Construite au XIIIe siècle sur un étroit promontoire rocheux, la tour Chevaleau fut longtemps considérée comme une tour de garde ayant joué un rôle militaire, mais une étude récente montre que l’édifice était en réalité une résidence seigneuriale à la gloire du propriétaire.
La tour, seul bâtiment conservé, était associée à une basse cour située au nord et en contrebas.
Le premier niveau de l’édifice, surmonté d’une voûte sur croisée d’ogives, était une vaste salle d’apparat où sont encore visibles des traces de peintures murales.
Un escalier, ménagé dans l’épaisseur du mur nord, mène à la pièce unique de l’étage : les appartements privés. Ceux-ci étaient éclairés par deux baies géminées, possédaient une cheminée (comme la salle du rez-de-chaussée), ainsi que des latrines contenues dans une tourelle située à l’angle sud-est de la tour.

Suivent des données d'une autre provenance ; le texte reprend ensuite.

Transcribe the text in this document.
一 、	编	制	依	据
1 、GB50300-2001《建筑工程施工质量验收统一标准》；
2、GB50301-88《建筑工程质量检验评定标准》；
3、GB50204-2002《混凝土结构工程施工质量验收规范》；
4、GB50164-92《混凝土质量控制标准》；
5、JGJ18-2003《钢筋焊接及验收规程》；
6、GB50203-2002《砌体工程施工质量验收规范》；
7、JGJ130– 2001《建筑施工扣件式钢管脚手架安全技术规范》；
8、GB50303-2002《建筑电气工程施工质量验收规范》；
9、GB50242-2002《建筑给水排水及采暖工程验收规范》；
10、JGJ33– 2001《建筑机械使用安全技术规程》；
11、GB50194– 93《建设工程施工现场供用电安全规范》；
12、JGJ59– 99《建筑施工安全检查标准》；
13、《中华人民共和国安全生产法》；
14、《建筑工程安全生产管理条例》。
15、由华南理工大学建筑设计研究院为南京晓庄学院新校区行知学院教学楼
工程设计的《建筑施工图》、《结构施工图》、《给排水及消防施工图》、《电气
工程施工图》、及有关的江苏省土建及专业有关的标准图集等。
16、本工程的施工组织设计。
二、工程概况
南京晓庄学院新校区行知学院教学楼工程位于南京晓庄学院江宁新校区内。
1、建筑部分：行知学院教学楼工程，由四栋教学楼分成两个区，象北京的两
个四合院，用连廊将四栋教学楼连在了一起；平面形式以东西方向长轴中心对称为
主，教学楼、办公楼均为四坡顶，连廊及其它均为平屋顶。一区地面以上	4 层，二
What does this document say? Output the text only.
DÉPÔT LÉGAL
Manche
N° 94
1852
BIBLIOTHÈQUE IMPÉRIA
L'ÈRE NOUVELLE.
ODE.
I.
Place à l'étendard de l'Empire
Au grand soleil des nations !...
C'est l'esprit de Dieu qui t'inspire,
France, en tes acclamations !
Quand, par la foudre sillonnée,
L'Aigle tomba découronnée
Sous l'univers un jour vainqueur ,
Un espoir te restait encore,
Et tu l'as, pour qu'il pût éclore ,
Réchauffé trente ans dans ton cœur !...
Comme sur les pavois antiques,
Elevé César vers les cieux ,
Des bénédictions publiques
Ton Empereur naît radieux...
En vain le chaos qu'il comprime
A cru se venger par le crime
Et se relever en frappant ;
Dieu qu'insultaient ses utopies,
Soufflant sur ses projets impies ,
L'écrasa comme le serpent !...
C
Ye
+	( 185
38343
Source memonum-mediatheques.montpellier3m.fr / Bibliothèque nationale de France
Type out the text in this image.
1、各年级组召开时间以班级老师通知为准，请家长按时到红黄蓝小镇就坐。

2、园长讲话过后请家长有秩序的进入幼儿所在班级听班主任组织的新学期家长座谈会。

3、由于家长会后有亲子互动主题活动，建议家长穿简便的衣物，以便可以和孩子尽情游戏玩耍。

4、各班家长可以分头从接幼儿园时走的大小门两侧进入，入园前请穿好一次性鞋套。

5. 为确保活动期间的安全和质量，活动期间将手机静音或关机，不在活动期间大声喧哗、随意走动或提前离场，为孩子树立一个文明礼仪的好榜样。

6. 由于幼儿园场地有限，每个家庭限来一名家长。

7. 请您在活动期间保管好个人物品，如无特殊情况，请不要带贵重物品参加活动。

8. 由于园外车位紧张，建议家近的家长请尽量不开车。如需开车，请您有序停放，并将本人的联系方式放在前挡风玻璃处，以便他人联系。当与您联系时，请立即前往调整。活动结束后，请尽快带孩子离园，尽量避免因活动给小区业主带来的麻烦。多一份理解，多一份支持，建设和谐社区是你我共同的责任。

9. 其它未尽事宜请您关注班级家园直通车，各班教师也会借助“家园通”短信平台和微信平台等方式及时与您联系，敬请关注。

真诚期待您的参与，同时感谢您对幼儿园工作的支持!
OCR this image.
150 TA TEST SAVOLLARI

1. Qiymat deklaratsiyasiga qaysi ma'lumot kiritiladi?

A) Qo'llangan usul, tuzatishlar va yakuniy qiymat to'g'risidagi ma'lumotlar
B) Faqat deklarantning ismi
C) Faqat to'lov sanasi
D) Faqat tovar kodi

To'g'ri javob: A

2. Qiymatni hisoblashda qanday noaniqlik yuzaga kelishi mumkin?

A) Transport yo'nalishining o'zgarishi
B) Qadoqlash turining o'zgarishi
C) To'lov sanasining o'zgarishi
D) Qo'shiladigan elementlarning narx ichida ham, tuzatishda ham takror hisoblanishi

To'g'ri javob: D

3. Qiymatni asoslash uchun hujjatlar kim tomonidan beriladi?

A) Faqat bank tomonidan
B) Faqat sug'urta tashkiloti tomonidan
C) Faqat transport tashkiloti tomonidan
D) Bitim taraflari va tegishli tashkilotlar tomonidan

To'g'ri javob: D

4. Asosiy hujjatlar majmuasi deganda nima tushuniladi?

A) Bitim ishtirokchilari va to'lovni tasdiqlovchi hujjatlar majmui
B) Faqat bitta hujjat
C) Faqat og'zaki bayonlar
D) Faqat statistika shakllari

Très peu d’archives sont conservées sur la tour Chevaleau. Seuls, quelques écrits du XVIe siècle parlent des propriétaires de cette époque, notamment, vers 1588, d’un certain Yves Frangeul, dit le moineton, qui était valet de chambre de Catherine de Médicis.
Dès la guerre de Cent Ans, l’édifice est délabré. Il sera transformé ensuite en bâtiment agricole. Vers 1860, la tour était tronquée, le sommet de la partie nord s’étant effondrée ou ayant servi de carrière.
Un arrêté du 12 juin 1926 inscrit la tour à l’inventaire des monuments historiques ce qui en empêcha la démolition.
Récemment, la toiture à quatre pans a été restituée dans son état d’origine grâce aux nouveaux propriétaires qui souhaitent redonner vie à cet édifice.